The documentary club is scheduled to launch in spring 2011.

Previously Announced Acquisitions

OWN acquires feature documentaries in a partnership with ro*co productions.

  • At the 2010 Sundance Festival, ro*co and OWN announced their first acquisition, Family Affair:  “At 10 years old, Chico Colvard shot his older sister in the leg. This seemingly random act detonated a chain reaction that exposed unspeakable realities and shattered his family. Thirty years later, Colvard ruptures veils of secrecy and silence again. As he bravely visits his relatives, what unfolds is a personal film that’s as uncompromising, raw, and cathartic as any in the history of the medium.”
  • Life 2.0: Second Life is a virtual online world of 500,000+/- residents. In Life 2.0 we meet several residents who have been drastically transformed by their new lives in cyberspace
  • Sons of Perdition: The Fundamentalist Latter Day Saints compound on the Utah/Arizona border is a polygamous community led by prophet Warren Jeffs. In 2003, Jetts excommunicated hundreds of prominent elders, giving their wives and children to other men. Hundreds of teenage boys were exiled to neighboring communities. Sons of Perdition tracks three young exiles who find themselves suddenly penniless and adrift in mainstream America. The BBC’s Storyville strand  participated

Celebrity-hosted Specials

On July 26, 2010 OWN announced partnerships with five Hollywood celebrities to produce original, two-hour documentary features.

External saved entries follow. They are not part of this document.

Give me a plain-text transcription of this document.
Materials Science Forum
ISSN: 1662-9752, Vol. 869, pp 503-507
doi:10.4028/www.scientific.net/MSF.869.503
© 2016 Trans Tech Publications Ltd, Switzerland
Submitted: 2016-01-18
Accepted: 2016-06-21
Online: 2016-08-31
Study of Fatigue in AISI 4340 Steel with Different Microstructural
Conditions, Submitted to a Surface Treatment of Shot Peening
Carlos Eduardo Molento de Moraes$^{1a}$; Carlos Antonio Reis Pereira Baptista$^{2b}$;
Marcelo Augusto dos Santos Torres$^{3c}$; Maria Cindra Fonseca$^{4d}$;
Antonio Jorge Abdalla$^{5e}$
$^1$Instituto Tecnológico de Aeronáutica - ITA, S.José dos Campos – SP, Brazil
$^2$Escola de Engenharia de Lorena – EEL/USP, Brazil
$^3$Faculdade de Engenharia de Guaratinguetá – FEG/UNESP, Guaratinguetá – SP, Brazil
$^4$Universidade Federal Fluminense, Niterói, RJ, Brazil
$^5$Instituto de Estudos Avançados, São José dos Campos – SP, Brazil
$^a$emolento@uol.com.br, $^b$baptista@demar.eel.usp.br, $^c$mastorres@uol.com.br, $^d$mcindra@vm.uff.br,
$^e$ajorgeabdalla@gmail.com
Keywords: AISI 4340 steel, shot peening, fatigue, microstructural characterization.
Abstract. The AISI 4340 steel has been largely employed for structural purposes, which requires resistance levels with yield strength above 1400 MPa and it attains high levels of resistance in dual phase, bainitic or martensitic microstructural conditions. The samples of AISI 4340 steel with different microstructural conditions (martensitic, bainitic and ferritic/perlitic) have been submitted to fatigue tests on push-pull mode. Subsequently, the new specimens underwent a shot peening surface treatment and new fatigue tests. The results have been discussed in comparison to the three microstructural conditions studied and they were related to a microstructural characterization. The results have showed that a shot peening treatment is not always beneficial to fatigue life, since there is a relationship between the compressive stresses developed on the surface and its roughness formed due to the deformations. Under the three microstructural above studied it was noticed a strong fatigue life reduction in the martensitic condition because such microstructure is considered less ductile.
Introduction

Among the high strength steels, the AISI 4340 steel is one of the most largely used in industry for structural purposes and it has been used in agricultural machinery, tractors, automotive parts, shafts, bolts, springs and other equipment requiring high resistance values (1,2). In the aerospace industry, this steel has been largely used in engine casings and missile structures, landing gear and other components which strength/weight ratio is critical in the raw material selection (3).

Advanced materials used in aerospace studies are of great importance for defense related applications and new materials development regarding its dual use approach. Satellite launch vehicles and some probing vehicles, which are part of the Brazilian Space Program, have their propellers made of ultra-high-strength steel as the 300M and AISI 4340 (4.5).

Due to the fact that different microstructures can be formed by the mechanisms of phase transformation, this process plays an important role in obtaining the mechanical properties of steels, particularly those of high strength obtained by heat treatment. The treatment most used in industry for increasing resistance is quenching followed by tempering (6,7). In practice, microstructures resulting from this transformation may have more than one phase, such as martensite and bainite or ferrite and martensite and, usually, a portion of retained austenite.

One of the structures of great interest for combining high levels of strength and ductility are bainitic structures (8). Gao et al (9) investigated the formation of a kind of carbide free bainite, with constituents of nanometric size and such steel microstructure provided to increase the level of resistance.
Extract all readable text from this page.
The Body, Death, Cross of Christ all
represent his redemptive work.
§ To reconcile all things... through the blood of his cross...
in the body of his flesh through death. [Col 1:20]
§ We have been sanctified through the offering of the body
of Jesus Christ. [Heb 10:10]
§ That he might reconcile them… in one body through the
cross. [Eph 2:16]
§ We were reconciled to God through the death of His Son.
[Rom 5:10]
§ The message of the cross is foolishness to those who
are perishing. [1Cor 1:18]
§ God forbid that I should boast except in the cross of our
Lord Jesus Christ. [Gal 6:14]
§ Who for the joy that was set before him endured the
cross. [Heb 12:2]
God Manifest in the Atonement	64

These commissions are not necessarily for the Documentary Club strand:

  • Julia Roberts: Extraordinary Moms is about real-life inspirational mothers
  • Forest Whitaker: One Last Shot tells the story of a hospice program inside Louisiana’s Angola maximum security prison in which the average prisoner is serving over a 90-year sentence
  • Goldie Hawn:  Searching for Happiness is about positive psychology and our search for a happy life
  • Gabriel Byrne: Tent City explores a community of homeless people in Nashville
  • Mariel Hemingway: Seven Suicides looks at her family’s legacy of suicide and depression

How Many More to Acquire?

Of the 12 monthly ‘Documentary Club’ slots in Year 1:

  • 6 are ‘cinematic’ docs that were acquired through the ro*co partnership
  • The 5 celebrity-hosted docs are not necessarily intended for the Doc Club:
    • If they are included, that leaves 1 more ‘Documentary Club’ film to be acquired by ro*co for screening through February/March 2012
    • And if all of the celebrity films are broadcast as Specials, ro*co will acquire 6 more features in the coming months

ro*co is actively seeking new documentaries to acquire for the Club for Year 1 and beyond.

Budgets
($’000 / hour)        

  • We reported in an earlier post that the commissioned ‘celebrity special docs’ are budgeted at close to $450 / hour
  • Talent fees are additional

The budgets for the OWN originals are higher than for OWN’s acquisitions via the ro*co partnership.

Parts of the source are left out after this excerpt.